THE CONFERENCE CALLER: Having spun off its manganese assets into an oversubscribed IPO, Firefly Resources (ASX: FFR) is now set to devote its corporate attention to three predominantly gold exploration plays in Western Australia. By Mark Fraser

The first – which provided a “defining moment” in the company’s evolution when it acquired the asset last year and will take up most of its oxygen in the foreseeable future – is the historic Yalgoo gold project in the state’s Murchison, where the company holds 800 square kilometres of tenure covering real estate that has already yielded 140,000 gold ounces at a grade of 1.57 grams per tonne.

Over the coming year Firefly plans to drill 30,000 RC metres at Yalgoo as part of a resource upgrade. At the moment it has two rigs on site, with the company planning to employ a third rig during March.

The second cab off the rank is the Paterson copper-gold project in WA’s remote east Pilbara, which is currently at the early exploration stage.

Here, Firefly has around 600 square kilometres of highly prospective rocks in the under-explored Paterson Province. So far it has found some interesting copper-gold mineralisation less than 100m below surface – including grades of 6.5% copper, 1 gram per tonne gold and 900 parts per million molybdenum.

Finally, there’s the early stage Forrestonia gold project, which sits 380km east of Perth on the southern portion of the Forrestonia Greenstone Belt, where the company plans to follow up on some small discoveries at a later date.

For the time being, though, the focus is on Yalgoo, where the company is expecting to establish an update resource for the Melville gold deposit while advancing another seven firm gold prospects.

During the second day of the 2021 RIU Explorers Conference in WA, Firefly Resources managing director Simon Lawson said the company held almost 95 per cent of the upper northern part of the Yalgoo Greenstone Gold Belt.

“What I want to drive home to people is that we are pretty much alone on that belt, it’s already proven that it can produce gold and we have a number of different prospects that can become JORC 2012 resources very quickly,” he said.

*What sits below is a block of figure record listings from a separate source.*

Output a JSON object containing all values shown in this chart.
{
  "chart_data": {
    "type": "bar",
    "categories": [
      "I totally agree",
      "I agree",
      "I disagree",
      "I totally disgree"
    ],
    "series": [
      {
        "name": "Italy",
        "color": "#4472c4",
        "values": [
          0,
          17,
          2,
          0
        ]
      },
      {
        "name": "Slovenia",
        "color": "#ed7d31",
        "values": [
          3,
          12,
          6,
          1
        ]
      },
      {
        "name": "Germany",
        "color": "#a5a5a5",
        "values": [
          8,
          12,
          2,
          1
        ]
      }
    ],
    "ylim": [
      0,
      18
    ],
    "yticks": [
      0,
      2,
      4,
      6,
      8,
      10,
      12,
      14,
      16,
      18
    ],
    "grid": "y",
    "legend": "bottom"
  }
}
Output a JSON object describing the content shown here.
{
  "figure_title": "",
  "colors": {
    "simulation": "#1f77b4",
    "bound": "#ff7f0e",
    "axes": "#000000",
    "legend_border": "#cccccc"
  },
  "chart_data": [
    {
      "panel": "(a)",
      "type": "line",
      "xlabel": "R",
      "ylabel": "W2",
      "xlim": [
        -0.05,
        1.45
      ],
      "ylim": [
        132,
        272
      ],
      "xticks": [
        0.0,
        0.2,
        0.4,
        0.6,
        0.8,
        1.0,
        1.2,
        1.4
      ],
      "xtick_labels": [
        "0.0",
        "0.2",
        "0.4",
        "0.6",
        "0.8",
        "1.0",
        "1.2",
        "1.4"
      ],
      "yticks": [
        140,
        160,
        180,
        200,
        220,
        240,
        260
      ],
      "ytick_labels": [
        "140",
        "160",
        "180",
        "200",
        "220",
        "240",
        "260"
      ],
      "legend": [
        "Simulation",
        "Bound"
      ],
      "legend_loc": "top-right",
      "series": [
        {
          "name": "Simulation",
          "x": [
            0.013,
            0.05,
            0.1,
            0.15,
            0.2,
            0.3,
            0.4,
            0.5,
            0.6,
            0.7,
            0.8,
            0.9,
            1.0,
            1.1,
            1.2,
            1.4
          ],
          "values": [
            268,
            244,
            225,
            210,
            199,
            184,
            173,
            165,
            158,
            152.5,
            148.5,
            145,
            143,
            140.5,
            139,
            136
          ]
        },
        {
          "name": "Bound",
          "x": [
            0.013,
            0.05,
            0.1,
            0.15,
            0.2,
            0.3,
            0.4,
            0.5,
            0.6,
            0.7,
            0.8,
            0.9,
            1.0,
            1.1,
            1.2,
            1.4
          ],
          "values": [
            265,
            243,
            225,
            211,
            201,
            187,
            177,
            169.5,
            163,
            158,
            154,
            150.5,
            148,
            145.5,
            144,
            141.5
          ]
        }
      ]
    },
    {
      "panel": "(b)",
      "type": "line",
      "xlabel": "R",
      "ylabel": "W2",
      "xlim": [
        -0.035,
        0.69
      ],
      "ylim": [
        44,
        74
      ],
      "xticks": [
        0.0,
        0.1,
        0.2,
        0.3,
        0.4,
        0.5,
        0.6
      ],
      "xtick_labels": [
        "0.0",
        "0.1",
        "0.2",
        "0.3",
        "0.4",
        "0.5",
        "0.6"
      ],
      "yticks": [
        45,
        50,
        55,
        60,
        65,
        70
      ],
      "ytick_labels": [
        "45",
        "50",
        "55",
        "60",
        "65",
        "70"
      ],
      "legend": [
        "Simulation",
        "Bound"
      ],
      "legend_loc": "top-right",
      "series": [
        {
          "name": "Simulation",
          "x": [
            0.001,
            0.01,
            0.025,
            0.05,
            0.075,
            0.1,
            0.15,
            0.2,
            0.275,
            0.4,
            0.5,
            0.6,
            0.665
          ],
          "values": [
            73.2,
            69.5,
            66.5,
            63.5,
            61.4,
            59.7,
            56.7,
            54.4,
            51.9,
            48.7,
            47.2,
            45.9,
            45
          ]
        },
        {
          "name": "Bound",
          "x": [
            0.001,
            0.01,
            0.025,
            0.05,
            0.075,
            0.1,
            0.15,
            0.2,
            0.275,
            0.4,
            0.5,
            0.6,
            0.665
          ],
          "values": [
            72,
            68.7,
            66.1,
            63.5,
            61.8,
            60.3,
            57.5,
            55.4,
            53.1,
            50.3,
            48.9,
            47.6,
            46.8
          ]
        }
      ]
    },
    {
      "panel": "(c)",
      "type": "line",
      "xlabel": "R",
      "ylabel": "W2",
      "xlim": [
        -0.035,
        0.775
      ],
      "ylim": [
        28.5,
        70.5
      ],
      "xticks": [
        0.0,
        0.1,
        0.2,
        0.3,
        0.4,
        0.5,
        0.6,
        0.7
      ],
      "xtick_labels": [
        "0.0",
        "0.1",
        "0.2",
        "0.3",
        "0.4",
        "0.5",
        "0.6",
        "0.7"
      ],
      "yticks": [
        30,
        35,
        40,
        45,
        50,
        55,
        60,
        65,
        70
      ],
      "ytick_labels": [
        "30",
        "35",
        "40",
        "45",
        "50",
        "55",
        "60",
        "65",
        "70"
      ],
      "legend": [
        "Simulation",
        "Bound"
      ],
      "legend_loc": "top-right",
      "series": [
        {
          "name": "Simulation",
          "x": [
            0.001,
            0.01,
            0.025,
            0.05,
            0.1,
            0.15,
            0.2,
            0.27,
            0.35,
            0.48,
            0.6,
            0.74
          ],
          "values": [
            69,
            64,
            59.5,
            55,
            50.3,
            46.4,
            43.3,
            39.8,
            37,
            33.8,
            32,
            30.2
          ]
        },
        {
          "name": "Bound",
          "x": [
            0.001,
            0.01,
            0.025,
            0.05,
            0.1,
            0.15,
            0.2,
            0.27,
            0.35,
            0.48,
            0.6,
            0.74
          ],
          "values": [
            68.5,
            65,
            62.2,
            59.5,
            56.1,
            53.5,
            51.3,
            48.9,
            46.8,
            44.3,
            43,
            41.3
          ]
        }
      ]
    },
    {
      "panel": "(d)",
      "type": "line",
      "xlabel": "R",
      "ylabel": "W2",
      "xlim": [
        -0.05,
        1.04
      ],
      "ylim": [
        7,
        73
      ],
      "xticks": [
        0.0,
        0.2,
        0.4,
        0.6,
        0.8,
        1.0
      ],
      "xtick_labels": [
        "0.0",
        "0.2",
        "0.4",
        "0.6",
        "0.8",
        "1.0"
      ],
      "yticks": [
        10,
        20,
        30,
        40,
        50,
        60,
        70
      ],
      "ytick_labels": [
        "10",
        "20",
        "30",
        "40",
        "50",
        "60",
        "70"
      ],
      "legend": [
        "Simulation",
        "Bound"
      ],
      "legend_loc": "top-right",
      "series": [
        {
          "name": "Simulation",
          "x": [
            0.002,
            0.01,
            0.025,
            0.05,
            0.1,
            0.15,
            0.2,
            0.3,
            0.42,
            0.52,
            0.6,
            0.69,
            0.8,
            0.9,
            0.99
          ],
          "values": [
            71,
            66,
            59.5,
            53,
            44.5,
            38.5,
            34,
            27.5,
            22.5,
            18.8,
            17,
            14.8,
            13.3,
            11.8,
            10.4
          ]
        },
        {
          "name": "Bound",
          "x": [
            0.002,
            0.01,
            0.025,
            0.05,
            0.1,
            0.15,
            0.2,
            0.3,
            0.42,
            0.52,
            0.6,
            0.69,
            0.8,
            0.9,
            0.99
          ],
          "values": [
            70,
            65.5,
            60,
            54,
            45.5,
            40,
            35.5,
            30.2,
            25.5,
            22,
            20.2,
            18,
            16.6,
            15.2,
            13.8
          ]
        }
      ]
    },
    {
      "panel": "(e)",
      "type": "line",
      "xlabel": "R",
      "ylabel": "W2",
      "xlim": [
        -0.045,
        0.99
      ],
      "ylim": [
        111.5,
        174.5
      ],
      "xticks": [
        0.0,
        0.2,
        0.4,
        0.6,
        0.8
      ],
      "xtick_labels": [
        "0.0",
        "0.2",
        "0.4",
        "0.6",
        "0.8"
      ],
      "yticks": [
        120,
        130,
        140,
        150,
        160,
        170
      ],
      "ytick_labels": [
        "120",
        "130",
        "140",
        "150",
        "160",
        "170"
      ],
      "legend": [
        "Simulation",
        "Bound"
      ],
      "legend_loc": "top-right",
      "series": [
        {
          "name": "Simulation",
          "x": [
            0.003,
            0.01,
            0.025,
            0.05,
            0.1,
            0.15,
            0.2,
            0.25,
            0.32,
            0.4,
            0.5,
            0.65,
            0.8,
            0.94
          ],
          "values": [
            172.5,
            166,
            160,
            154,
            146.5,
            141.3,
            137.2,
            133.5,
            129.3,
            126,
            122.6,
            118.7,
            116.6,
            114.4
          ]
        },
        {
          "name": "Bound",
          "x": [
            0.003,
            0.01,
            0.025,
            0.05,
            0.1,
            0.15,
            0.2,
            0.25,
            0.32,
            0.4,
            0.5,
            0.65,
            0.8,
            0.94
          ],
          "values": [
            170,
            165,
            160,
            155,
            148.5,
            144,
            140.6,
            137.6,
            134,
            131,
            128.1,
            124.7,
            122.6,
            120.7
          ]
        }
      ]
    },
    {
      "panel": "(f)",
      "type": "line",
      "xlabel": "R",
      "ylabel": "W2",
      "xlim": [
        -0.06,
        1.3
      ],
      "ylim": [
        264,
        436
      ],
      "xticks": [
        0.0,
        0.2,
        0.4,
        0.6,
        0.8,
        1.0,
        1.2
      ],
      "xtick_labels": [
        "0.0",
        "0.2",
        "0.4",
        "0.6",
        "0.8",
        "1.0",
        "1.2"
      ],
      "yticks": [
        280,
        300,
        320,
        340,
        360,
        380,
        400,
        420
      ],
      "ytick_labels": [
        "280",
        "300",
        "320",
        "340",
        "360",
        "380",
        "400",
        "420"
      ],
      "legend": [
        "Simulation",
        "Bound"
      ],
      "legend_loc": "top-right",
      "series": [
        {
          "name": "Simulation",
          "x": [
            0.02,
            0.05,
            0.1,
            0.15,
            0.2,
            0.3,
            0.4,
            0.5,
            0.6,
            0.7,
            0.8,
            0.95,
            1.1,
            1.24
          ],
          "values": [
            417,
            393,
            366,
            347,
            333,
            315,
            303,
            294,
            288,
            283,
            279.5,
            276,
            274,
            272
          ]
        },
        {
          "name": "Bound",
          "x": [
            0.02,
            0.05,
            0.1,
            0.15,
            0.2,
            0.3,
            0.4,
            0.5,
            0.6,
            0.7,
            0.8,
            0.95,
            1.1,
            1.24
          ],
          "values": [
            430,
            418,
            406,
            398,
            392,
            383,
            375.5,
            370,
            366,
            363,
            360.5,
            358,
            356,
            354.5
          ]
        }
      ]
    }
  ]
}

In terms of the Melville deposit – which produced the aforementioned 140,000 ounces and was last subjected to a resource estimate in 2004 when the (Australian) gold price was $500 per ounce – Lawson noted that it contained thick high grade mineralisation in the main banded iron formation and further high-grade intercepts from 142m, reinforcing the recently discovered mineralised position both to the east and below the historic resource.

Furthermore, there was a broad mineralised oxide profile between the surface and 12m depth.

“One of the things we sort of discovered during the process of reviewing the old data, and during our own drilling, is that there is mineralisation from surface over a very extensive part of this ore body, and we are going to work on that as a separate model with the intention that we would like to commercialise that as an oxide gold opportunity,” Lawson explained.

Outside of Melville, Firefly has seven other prospects at Yalgoo with four of them (City of Melbourne, Brilliant, Lady Lydia, Prince George and Crescent) all having historic resources.

On the day before Lawson appeared at the RIU conference, Firefly announced it had spun out its Oakover manganese assets – located 80km east on Newman in WA – into a $5.5 million wholly-own IPO to be called Firebird Metals.

“The proposed IPO creates value from a non-core asset,” he added.

“Firefly shareholders will see the in-specie distribution of the shares in this company.

“Firefly won’t retain that value – we will give it to our shareholders. We will get a little bit of cash back from the initial IPO, but the majority of that will go out to our shareholders.”